Auf einen der Vorwürfe muss dennoch kurz gesondert eingegangen werden: „Unerlaubte Kontaktaufnahme mit Gefangenen“ ist eine Ordnungswidrigkeit, die sich auf nicht genehmigte Kontaktaufnahme mit Strafgefangenen oder vorläufig Festgenommenen bezieht. Abschiebehäftlinge werden von dieser Vorschrift also gar nicht erfasst, weil sie weder Strafhäftlinge noch vorläufig festgenommen sind. Dennoch gelten im Rendsburger Abschiebeknast rigide Besuchsregelungen, Besuche bei Insassen sind nur möglich, wenn der Name des Insassen bekannt ist. Die Kontaktaufnahme über den Knasthof ist also auch eine Möglichkeit, Namen der Häftlinge zu erfragen, um sie besuchen zu können, mit ihnen über ihre Lebens- und Fluchtumstände sprechen zu können – mithin eine Voraussetzung, um Öffentlichkeitsarbeit für einzelne Personen organisieren zu können. Wir werden den dümmlichen Versuch, die Kontaktaufnahme mit Abschiebehäftlingen zu kriminalisieren, nicht einfach kommentarlos hinnehmen.

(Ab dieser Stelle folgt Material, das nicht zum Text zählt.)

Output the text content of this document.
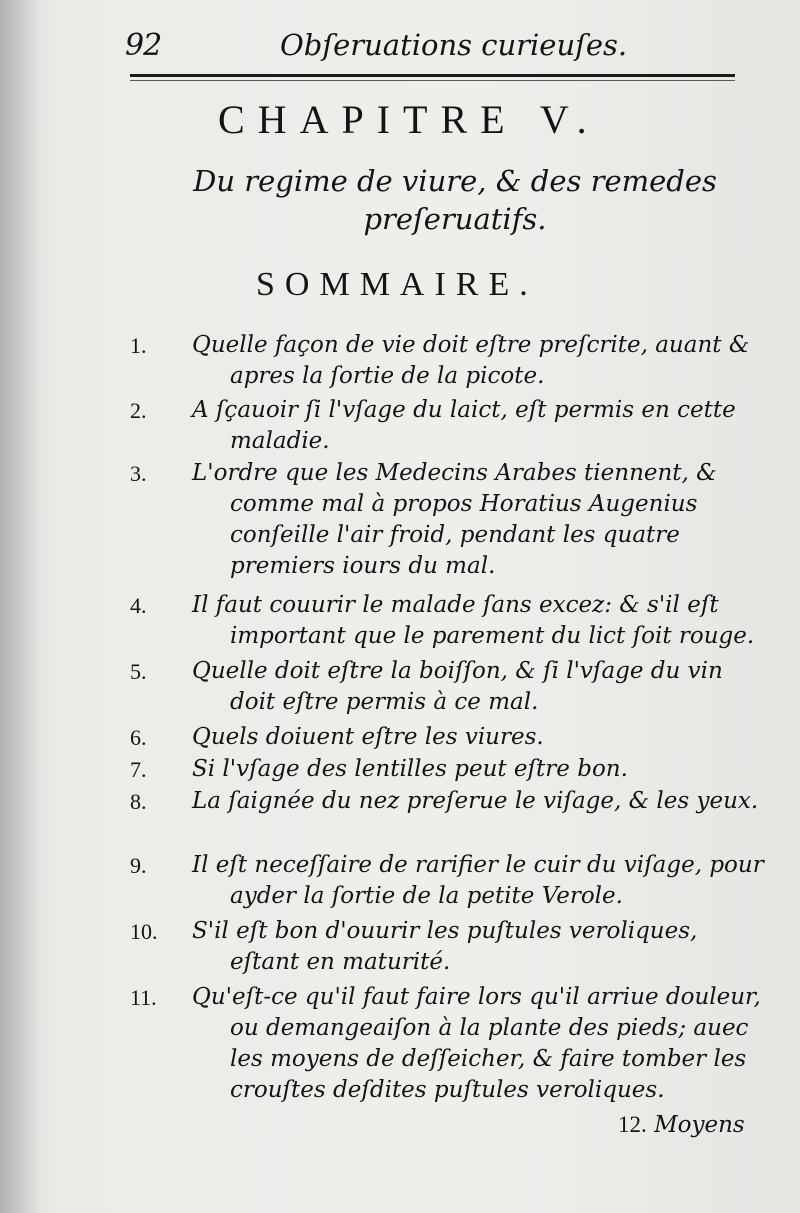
92	Obſeruations curieuſes.
CHAPITRE V.
Du regime de viure, & des remedes
preſeruatifs.
SOMMAIRE.
1. Quelle façon de vie doit eſtre preſcrite, auant & apres la ſortie de la picote.
2. A ſçauoir ſi l'vſage du laict, eſt permis en cette maladie.
3. L'ordre que les Medecins Arabes tiennent, & comme mal à propos Horatius Augenius conſeille l'air froid, pendant les quatre premiers iours du mal.
4. Il faut couurir le malade ſans excez: & s'il eſt important que le parement du lict ſoit rouge.
5. Quelle doit eſtre la boiſſon, & ſi l'vſage du vin doit eſtre permis à ce mal.
6. Quels doiuent eſtre les viures.
7. Si l'vſage des lentilles peut eſtre bon.
8. La ſaignée du nez preſerue le viſage, & les yeux.
9. Il eſt neceſſaire de rarifier le cuir du viſage, pour ayder la ſortie de la petite Verole.
10. S'il eſt bon d'ouurir les puſtules veroliques, eſtant en maturité.
11. Qu'eſt-ce qu'il faut faire lors qu'il arriue douleur, ou demangeaiſon à la plante des pieds; auec les moyens de deſſeicher, & faire tomber les crouſtes deſdites puſtules veroliques.
12. Moyens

Ohne allzu viel über die Motivation der Bullen spekulieren zu wollen, stellen wir uns dennoch die Frage, was dieser Aushorchversuch nach 10 Monaten plötzlich soll. Der Protest gegen den Abschiebeknast in Rendsburg ist leider etwas eingeschlafen, außer der kriminalisierten Aktion im Dezember und ein bisschen Farbe und Glasbruch im März, ist dort im vergangenen Jahr von autonomen Zusammenhängen nicht viel gelaufen. Es kann dem K5 also nicht darum gehen, Druck auf eine starke Protestbewegung auszuüben oder diese auszuspionieren. Es wäre allerdings denkbar, dass die Vorladungen in Zusammenhang mit den Bullenbriefen wegen der Proteste gegen das Global Economic Symposium (GES) in Kiel einen aktuellen Versuch des K5 darstellen, Einblick in linke Strukturen im Allgemeinen zu kriegen.

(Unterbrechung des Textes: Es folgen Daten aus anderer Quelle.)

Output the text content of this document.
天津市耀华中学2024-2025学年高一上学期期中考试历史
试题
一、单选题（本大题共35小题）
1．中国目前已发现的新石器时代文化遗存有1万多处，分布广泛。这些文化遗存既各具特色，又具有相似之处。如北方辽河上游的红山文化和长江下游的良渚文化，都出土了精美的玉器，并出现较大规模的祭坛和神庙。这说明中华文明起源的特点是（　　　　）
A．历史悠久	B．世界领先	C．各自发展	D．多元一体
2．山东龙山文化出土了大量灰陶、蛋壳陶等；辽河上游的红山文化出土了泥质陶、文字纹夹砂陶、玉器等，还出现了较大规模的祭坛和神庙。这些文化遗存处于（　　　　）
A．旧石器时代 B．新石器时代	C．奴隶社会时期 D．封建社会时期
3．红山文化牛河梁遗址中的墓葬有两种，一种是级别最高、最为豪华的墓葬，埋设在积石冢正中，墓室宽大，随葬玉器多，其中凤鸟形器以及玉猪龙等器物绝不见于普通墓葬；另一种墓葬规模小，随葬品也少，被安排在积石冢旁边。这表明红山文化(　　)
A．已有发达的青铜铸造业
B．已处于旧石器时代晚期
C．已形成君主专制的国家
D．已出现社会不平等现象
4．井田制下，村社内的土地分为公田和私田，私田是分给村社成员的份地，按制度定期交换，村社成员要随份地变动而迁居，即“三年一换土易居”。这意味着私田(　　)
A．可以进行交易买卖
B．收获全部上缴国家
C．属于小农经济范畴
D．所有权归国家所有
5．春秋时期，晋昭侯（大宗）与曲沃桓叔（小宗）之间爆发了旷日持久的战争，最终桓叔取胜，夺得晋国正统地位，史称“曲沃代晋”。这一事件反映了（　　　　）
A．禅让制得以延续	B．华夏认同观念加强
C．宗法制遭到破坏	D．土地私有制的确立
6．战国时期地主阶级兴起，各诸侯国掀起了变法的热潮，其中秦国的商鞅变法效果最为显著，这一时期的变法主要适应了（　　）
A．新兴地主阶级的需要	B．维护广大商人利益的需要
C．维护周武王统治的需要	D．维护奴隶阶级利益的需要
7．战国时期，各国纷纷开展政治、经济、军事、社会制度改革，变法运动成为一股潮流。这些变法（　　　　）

Müßig, zu sagen, dass dies natürlich nicht gelingen wird: Ayshe und Arthur halten das Maul und labern nicht mit den Bullen. Wir werden euch nicht dabei helfen, irgendwelche abstrusen Konstrukte gegen uns und unsere Freund_innen und Genoss_innen zu erfinden, zu erhärten oder was auch immer ihr vorhabt. Wir werden uns auch weiterhin für eine Welt ohne Grenzen einsetzen und würden uns freuen, wenn auch Menschen außerhalb von Rendsburg den Protest gegen den Abschiebeknast mal wieder etwas beleben würden.